Nataliya Davydova

Personal information
- Born: 22 July 1985 (age 40) Sherlovaya Gora, Zabaykalsky Krai, Russian SFSR, Soviet Union

Medal record
Women's Weightlifting
Representing Ukraine
Olympic Games
| Disqualified | 2008 Beijing | – 69 kg |
World Championships
| Bronze medal – third place | 2007 Chiang Mai | – 69 kg |
European Championships
| Silver medal – second place | 2006 Wladyslawowo | – 69 kg |
| Bronze medal – third place | 2005 Sofia | – 69 kg |
| Bronze medal – third place | 2007 Strasbourg | – 69 kg |

= Nataliya Davydova =

Ukrainian weightlifter (born 1985)

Nataliya Anatoliyivna Davydova (Наталія Анатоліївна Давидова) (born 22 July 1985 in Sherlovaya Gora, Chita Oblast, Russian SFSR, Soviet Union) is a Ukrainian weightlifter.

==Career==
She won the bronze medal in the 69 kg category at the 2005 Junior World Championships, with a total of 233 kg.

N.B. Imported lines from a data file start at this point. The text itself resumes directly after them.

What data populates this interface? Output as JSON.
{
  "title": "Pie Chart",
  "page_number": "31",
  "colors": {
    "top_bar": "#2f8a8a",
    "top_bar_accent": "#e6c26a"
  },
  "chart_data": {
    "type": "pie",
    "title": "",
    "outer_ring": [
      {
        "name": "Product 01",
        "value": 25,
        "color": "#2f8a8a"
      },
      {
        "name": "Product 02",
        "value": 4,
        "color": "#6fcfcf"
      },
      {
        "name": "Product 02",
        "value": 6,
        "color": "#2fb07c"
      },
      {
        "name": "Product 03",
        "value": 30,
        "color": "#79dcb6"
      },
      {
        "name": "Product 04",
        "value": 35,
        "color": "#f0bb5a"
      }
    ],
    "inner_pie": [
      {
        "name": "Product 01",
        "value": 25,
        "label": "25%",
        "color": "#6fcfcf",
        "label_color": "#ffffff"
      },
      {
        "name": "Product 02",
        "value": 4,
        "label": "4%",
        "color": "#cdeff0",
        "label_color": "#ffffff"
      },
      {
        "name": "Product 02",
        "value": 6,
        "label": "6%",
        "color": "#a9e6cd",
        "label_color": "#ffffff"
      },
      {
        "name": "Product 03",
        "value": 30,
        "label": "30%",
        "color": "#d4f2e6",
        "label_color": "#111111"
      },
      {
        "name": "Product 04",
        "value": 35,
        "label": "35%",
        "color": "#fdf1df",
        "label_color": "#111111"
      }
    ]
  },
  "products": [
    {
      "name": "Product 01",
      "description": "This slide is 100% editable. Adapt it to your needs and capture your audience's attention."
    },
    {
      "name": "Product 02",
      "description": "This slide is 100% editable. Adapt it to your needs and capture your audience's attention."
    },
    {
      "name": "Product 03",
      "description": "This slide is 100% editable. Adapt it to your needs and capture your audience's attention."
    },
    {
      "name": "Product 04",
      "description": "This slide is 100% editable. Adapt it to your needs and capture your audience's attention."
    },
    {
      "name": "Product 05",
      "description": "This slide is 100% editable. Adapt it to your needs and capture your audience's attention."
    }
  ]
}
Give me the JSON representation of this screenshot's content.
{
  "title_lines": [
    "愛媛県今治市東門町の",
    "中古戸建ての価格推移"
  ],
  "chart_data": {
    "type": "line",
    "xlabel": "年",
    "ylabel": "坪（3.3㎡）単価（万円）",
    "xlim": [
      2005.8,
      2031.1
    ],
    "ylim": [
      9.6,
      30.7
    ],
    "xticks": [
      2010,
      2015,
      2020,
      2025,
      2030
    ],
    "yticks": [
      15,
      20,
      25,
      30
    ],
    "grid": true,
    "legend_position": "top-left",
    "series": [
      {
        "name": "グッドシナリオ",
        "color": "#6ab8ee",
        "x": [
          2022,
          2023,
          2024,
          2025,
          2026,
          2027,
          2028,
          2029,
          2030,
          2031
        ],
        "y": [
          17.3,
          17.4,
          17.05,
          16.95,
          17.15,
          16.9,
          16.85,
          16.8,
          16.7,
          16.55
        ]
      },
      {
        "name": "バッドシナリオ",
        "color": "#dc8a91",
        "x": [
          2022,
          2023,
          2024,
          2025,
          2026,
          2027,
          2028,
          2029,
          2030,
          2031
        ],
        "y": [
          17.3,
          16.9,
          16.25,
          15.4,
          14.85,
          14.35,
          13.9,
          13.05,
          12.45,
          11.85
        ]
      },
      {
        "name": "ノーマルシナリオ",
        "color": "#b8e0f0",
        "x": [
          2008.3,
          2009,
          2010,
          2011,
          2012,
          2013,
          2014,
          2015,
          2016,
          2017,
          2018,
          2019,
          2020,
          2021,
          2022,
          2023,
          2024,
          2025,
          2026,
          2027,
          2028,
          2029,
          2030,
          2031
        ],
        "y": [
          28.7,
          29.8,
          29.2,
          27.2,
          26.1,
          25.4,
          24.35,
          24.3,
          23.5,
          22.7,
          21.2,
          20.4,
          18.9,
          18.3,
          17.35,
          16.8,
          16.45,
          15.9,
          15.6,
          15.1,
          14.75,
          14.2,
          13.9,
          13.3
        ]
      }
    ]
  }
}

At the 2005 World Weightlifting Championships she ranked 7th in the 69 kg category, and at the 2006 World Weightlifting Championships she ranked 4th in the same category, lifting a total of 237 kg.

Davydova won bronze medal at the 2007 World Weightlifting Championships in the 69 kg category, with a total of 244 kg.

At the 2008 Summer Olympics she was initially awarded the bronze medal in the 69 kg category, with a total of 250 kg. On 17 November 2016 the IOC disqualified Davydova from the 2008 Olympic Games, stripped her Olympic medal and struck her results from the record for failing a drugs test in a re-analysis of her doping sample from 2008.